YORK COUNTY — Almost every seat in the York Hall board room was filled at the start of the November York County Board of Supervisors (BoS) meeting on Tuesday night, Nov. 16.
Of the assembled crowd, 32 York County residents addressed the board during the citizens’ comment period of the meeting. All of them spoke in reference to the proposed resolution written by District 1 Supervisor Walter C. Zaremba.
In the proposal entitled, “A Resolution in Support of Parental Rights York County: Where America’s Freedom Was Won!,” takes issue with curriculum handed down from the Virginia Department of Education known as Cultural Competency Training. The resolution goes on to address the rights of parents in regard to making decisions on what their children are taught.
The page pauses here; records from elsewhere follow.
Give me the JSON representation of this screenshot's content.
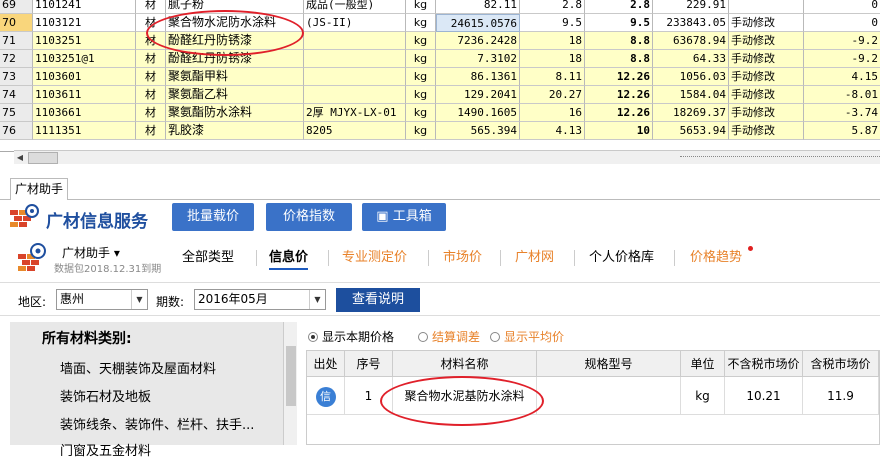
{
  "grid_rows": [
    {
      "rn": "69",
      "code": "1101241",
      "cat": "材",
      "name": "腻子粉",
      "spec": "成品(一般型)",
      "unit": "kg",
      "qty": "82.11",
      "n1": "2.8",
      "n2": "2.8",
      "n3": "229.91",
      "mod": "",
      "diff": "0",
      "yellow": false
    },
    {
      "rn": "70",
      "code": "1103121",
      "cat": "材",
      "name": "聚合物水泥防水涂料",
      "spec": "(JS-II)",
      "unit": "kg",
      "qty": "24615.0576",
      "n1": "9.5",
      "n2": "9.5",
      "n3": "233843.05",
      "mod": "手动修改",
      "diff": "0",
      "yellow": false
    },
    {
      "rn": "71",
      "code": "1103251",
      "cat": "材",
      "name": "酚醛红丹防锈漆",
      "spec": "",
      "unit": "kg",
      "qty": "7236.2428",
      "n1": "18",
      "n2": "8.8",
      "n3": "63678.94",
      "mod": "手动修改",
      "diff": "-9.2",
      "yellow": true
    },
    {
      "rn": "72",
      "code": "1103251@1",
      "cat": "材",
      "name": "酚醛红丹防锈漆",
      "spec": "",
      "unit": "kg",
      "qty": "7.3102",
      "n1": "18",
      "n2": "8.8",
      "n3": "64.33",
      "mod": "手动修改",
      "diff": "-9.2",
      "yellow": true
    },
    {
      "rn": "73",
      "code": "1103601",
      "cat": "材",
      "name": "聚氨酯甲料",
      "spec": "",
      "unit": "kg",
      "qty": "86.1361",
      "n1": "8.11",
      "n2": "12.26",
      "n3": "1056.03",
      "mod": "手动修改",
      "diff": "4.15",
      "yellow": true
    },
    {
      "rn": "74",
      "code": "1103611",
      "cat": "材",
      "name": "聚氨酯乙料",
      "spec": "",
      "unit": "kg",
      "qty": "129.2041",
      "n1": "20.27",
      "n2": "12.26",
      "n3": "1584.04",
      "mod": "手动修改",
      "diff": "-8.01",
      "yellow": true
    },
    {
      "rn": "75",
      "code": "1103661",
      "cat": "材",
      "name": "聚氨酯防水涂料",
      "spec": "2厚 MJYX-LX-01",
      "unit": "kg",
      "qty": "1490.1605",
      "n1": "16",
      "n2": "12.26",
      "n3": "18269.37",
      "mod": "手动修改",
      "diff": "-3.74",
      "yellow": true
    },
    {
      "rn": "76",
      "code": "1111351",
      "cat": "材",
      "name": "乳胶漆",
      "spec": "8205",
      "unit": "kg",
      "qty": "565.394",
      "n1": "4.13",
      "n2": "10",
      "n3": "5653.94",
      "mod": "手动修改",
      "diff": "5.87",
      "yellow": true
    }
  ],
  "panel": {
    "tab": "广材助手",
    "title": "广材信息服务",
    "buttons": [
      "批量载价",
      "价格指数",
      "工具箱"
    ],
    "assistant_name": "广材助手 ▾",
    "data_package": "数据包2018.12.31到期",
    "nav": [
      "全部类型",
      "信息价",
      "专业测定价",
      "市场价",
      "广材网",
      "个人价格库",
      "价格趋势"
    ]
  },
  "filter": {
    "region_label": "地区:",
    "region_value": "惠州",
    "period_label": "期数:",
    "period_value": "2016年05月",
    "explain_button": "查看说明"
  },
  "categories": {
    "heading": "所有材料类别:",
    "items": [
      "墙面、天棚装饰及屋面材料",
      "装饰石材及地板",
      "装饰线条、装饰件、栏杆、扶手...",
      "门窗及五金材料"
    ]
  },
  "price_options": [
    "显示本期价格",
    "结算调差",
    "显示平均价"
  ],
  "result": {
    "headers": [
      "出处",
      "序号",
      "材料名称",
      "规格型号",
      "单位",
      "不含税市场价",
      "含税市场价"
    ],
    "row": {
      "source": "信",
      "index": "1",
      "name": "聚合物水泥基防水涂料",
      "spec": "",
      "unit": "kg",
      "price_ex": "10.21",
      "price_in": "11.9"
    }
  }
}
The document directs the York County School Division (YCSD) as a whole to adhere to §1-240.1 of the Code of Virginia as it pertains to the “Rights of Parents” and to refrain from teaching any curriculum from the VDOE that involves the culturally responsive teaching. The resolution then states that the BoS would withhold tax dollars if YCSD did not adhere to Virginia Code as prescribed.
Of those who spoke, half were in favor of the resolution, while the other half against.
Those supporting the draft proposal cited concerns about Critical Race Theory and cultural competency training for YCSD staff. Several speakers also cited concerns regarding policies that expose children to social issues such as trans students.
“You’ll probably never find the words ‘Critical Race Theory’ in the curriculum,” Lynda Fairman of Tabb said of the cultural competency training. “However, its ideology and principals are being pushed with this requirement for every teacher in every class. This ideology teaches that all whites are oppressors and succeed only because of white supremacy.”
Many of those speaking against the resolution stated that it was written in bad faith and without any input from the school board or any YCSD officials.
Barbara Haywood, who was on the YCSD School Board from 1989 to 2019, was among those voicing opposition. Particularly with the documents claim that the rights of parents have ever been at risk.
“In my thirty years on the school board, I do not remember where the school board disagreed with the statement regarding rights of the parents,” Haywood said. “The school board and the division has always sought input from the parents, students, the business community and the community at large.”
After the the public comment section, Board Chairman Chad Green of District 3 stated that he would no put Zaremba’s resolution on the agenda until the BoS had a joint meeting with the school board.
“When Mr. Zaremba presented this resolution I stated that it would be great for us to pass a joint resolution,” Green said. “I still believe that. I spoke to the school board, I spoke to every member of the school board and we are going to sit down at a future meeting and talk about this resolution and other issues affecting the schools.”